NEW YORK, NY—In May, in response to the Arizona law on immigration, somebody in New York City had the idea that they should get arrested. They themselves, that is. It would be a way to bring attention to the issue, show that New Yorkers wouldn’t stand for this (“New York Is Not Arizona!”). They’d do it in Federal Plaza, link arms to stop traffic on Broadway, go to the pen for a few hours in solidarity, until someone, somewhere, got the message.
I was doing Press for the City Council at the time, so I got involved when the photographer, who sat in the cubicle next to mine, got a call to go take pictures. “Some council members going to get arrested,” he’d said. “Tuesday at twelve.” They’d done it the week before but my photographer friend had been busy, so this time he’d promised he’d come. I asked if I could go and the photographer said, “Sure, just stay behind me. I’ll take care of you.”
Federal Plaza is only a few blocks from City Hall, but by the time we arrived there were crowds of people around the podium. A few council members stood behind it, along with two of the borough presidents. It is an interesting fact that many of these local politicians are below average height. It was a hot day out and the elected officials were bleeding bottles of Poland Spring through their navy suits, although every once in a while the sun dipped behind the Federal Building, and then it would get chilly and windy for a moment so people’s ties flapped around.
This is 26 Federal Plaza where the black SUV’s come out of the underground garage, and the windows are all tinted, and up by the 20th floor or so there’s a row of black vents.

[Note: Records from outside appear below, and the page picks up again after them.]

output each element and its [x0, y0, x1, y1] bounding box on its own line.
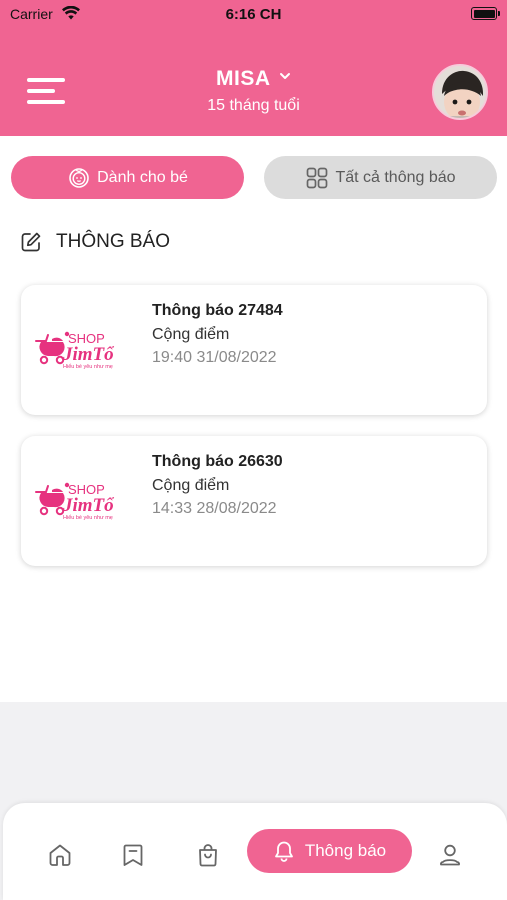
notification-title: Thông báo 27484	[152, 302, 283, 319]
notification-card[interactable]: SHOP JimTổ Hiểu bé yêu như mẹ Thông báo …	[21, 436, 487, 566]
battery-icon	[471, 7, 500, 20]
child-selector[interactable]: MISA	[0, 67, 507, 91]
section-header: THÔNG BÁO	[20, 231, 170, 253]
app-header: Carrier 6:16 CH MISA 15 tháng tuổi	[0, 0, 507, 136]
tab-all-notifications-label: Tất cả thông báo	[335, 168, 456, 186]
shop-logo-icon: SHOP JimTổ Hiểu bé yêu như mẹ	[35, 482, 114, 521]
bell-icon	[274, 841, 293, 862]
edit-icon	[21, 232, 41, 252]
nav-home[interactable]	[38, 833, 82, 877]
chevron-down-icon	[279, 73, 290, 79]
notification-time: 19:40 31/08/2022	[152, 349, 277, 366]
home-icon	[49, 844, 71, 866]
child-age: 15 tháng tuổi	[207, 97, 300, 114]
shopping-bag-icon	[199, 844, 217, 867]
shop-logo-icon: SHOP JimTổ Hiểu bé yêu như mẹ	[35, 331, 114, 370]
notification-type: Cộng điểm	[152, 477, 230, 494]
notification-type: Cộng điểm	[152, 326, 230, 343]
notification-card[interactable]: SHOP JimTổ Hiểu bé yêu như mẹ Thông báo …	[21, 285, 487, 415]
bookmark-icon	[123, 844, 143, 866]
tab-for-baby[interactable]: Dành cho bé	[11, 156, 244, 199]
grid-icon	[307, 167, 328, 188]
status-bar: Carrier 6:16 CH	[0, 0, 507, 30]
bottom-nav: Thông báo	[3, 803, 507, 900]
logo-brand-text: JimTổ	[62, 495, 114, 516]
nav-notifications-label: Thông báo	[304, 841, 387, 860]
tab-for-baby-label: Dành cho bé	[97, 168, 188, 186]
tab-all-notifications[interactable]: Tất cả thông báo	[264, 156, 497, 199]
nav-bookmark[interactable]	[111, 833, 155, 877]
notification-time: 14:33 28/08/2022	[152, 500, 277, 517]
nav-shopping[interactable]	[186, 833, 230, 877]
logo-tagline-text: Hiểu bé yêu như mẹ	[63, 363, 113, 370]
clock-label: 6:16 CH	[225, 6, 282, 23]
nav-notifications[interactable]: Thông báo	[247, 829, 412, 873]
notification-title: Thông báo 26630	[152, 453, 283, 470]
logo-brand-text: JimTổ	[62, 344, 114, 365]
nav-profile[interactable]	[428, 833, 472, 877]
child-name: MISA	[216, 67, 271, 90]
logo-tagline-text: Hiểu bé yêu như mẹ	[63, 514, 113, 521]
main-content: Dành cho bé Tất cả thông báo THÔNG BÁO S…	[0, 136, 507, 702]
user-icon	[440, 844, 460, 866]
avatar[interactable]	[432, 64, 488, 120]
section-title: THÔNG BÁO	[56, 231, 171, 252]
baby-face-icon	[69, 167, 89, 188]
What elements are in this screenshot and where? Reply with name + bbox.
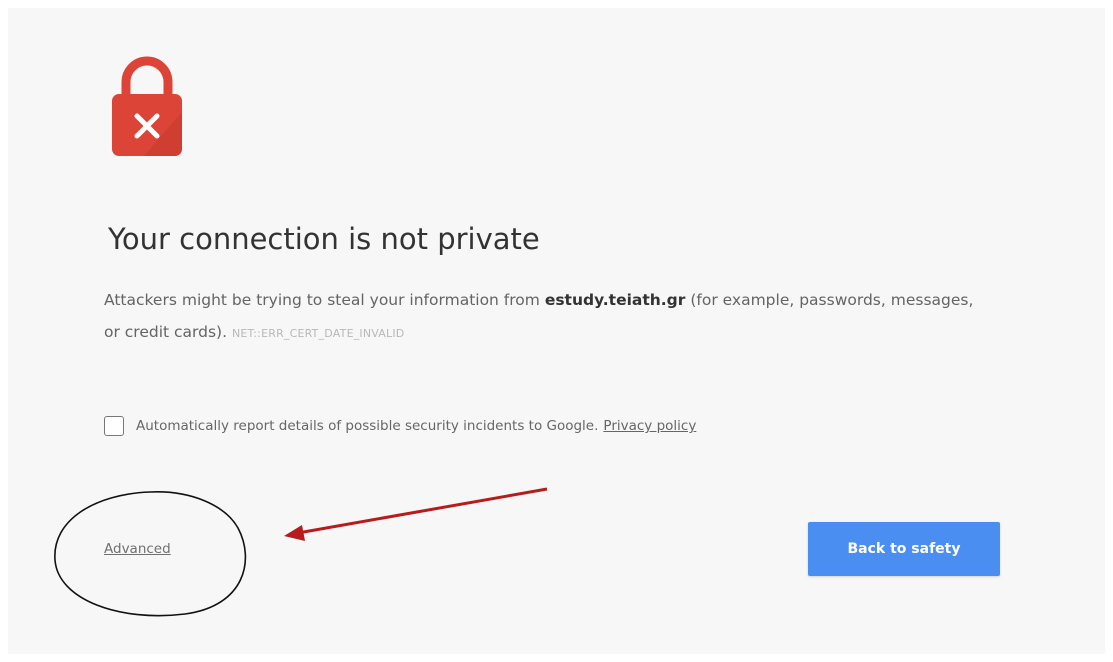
privacy-policy-link[interactable]: Privacy policy	[603, 418, 696, 434]
interstitial-page: Your connection is not private Attackers…	[8, 8, 1105, 654]
lock-error-icon	[112, 56, 182, 156]
back-to-safety-button[interactable]: Back to safety	[808, 522, 1000, 576]
report-checkbox[interactable]	[104, 416, 124, 436]
advanced-link[interactable]: Advanced	[104, 541, 171, 557]
report-label: Automatically report details of possible…	[136, 418, 599, 434]
warning-text-prefix: Attackers might be trying to steal your …	[104, 291, 545, 309]
warning-message: Attackers might be trying to steal your …	[104, 284, 984, 350]
error-code[interactable]: NET::ERR_CERT_DATE_INVALID	[232, 327, 405, 340]
page-title: Your connection is not private	[108, 222, 540, 256]
security-report-option[interactable]: Automatically report details of possible…	[104, 416, 696, 436]
site-domain: estudy.teiath.gr	[544, 291, 686, 309]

Far below, where we were, the west-side sidewalk was pulsing with people: union organizers, ministers scratching their collars, activists, reporters with their pads hanging from their necks on yellow cords. A Councilwoman in the center translating her words from English to Spanish and back. An old black man with a construction cap on screaming through a bullhorn, “Si, se, puede!”
What’s striking is how little this felt like one of those protests: a sixties one, radical. First off, the organizers had called the police early. There were squads of them, smiling pleasantly, coming out of cop vans carrying rows and rows of plastic handcuffs on their elbows. It’s how, when it all started, the pigs helped the protestors into the vans with both hands, a short-sleeved detective filming to make sure no rights violations were taking place. One cop, patting an old white man on the back, adjusted his cap for him because his hands were behind his back.
But the way it all began was different, as if there were still some revolution left in the American people: starting in a rush—the linked hands, the jogging forward. Shouting for equal rights, and freedom, and how this was the cause. Catching the journalists and the camera-crews unawares, the reporters backpedaling with their mics held in front of them. We shall overcome, the protestors sang, as they crossed over the double yellow lines, as the traffic came to a halt—one arm-linker said, “Oh, let the tour bus through,” but it was too late, the street was dead. Far down the traffic extended, nothing moving for a mile. Drivers jumping onto their hoods to see what exactly was happening. The blinking traffic lights reflected in the plastic buttons, “I Am An Illegal Immigrant.” The bullhorns, the camera flashes—my friend the photographer racing behind a cop car to get a picture inside the processing van, a lieutenant saying, “You better back up!”—the sergeant reading people their rights, the rows of people in the street.
I went back the next week because they said they’d be doing it again. Every week someone gets arrested until Obama shows us reform. After jogging over there I thought I’d missed it. Broadway was bumper to bumper and there was a gaggle of walkers coming from the Federal Building. A car full of auxiliary cops was making its way away. But the plaza was empty, more or less, and I asked a Homeland Security trooper if the protest had been earlier that morning. He looked over his attack rifle and said, no. Nothing. Maybe I’d gotten the wrong time. Maybe I did. While he talked he kept his eyes swiveling back and forth.
I walked to the bench where the podium had been seven days before, and I sat and ate my lunch. I’d just come from another protest, to save child-care centers, and I’d left my photographer friend on the way over. He’d had something else to shoot. Someone going by knocked over someone else’s Starbucks. Next to them, parallel, the cars on Broadway went by.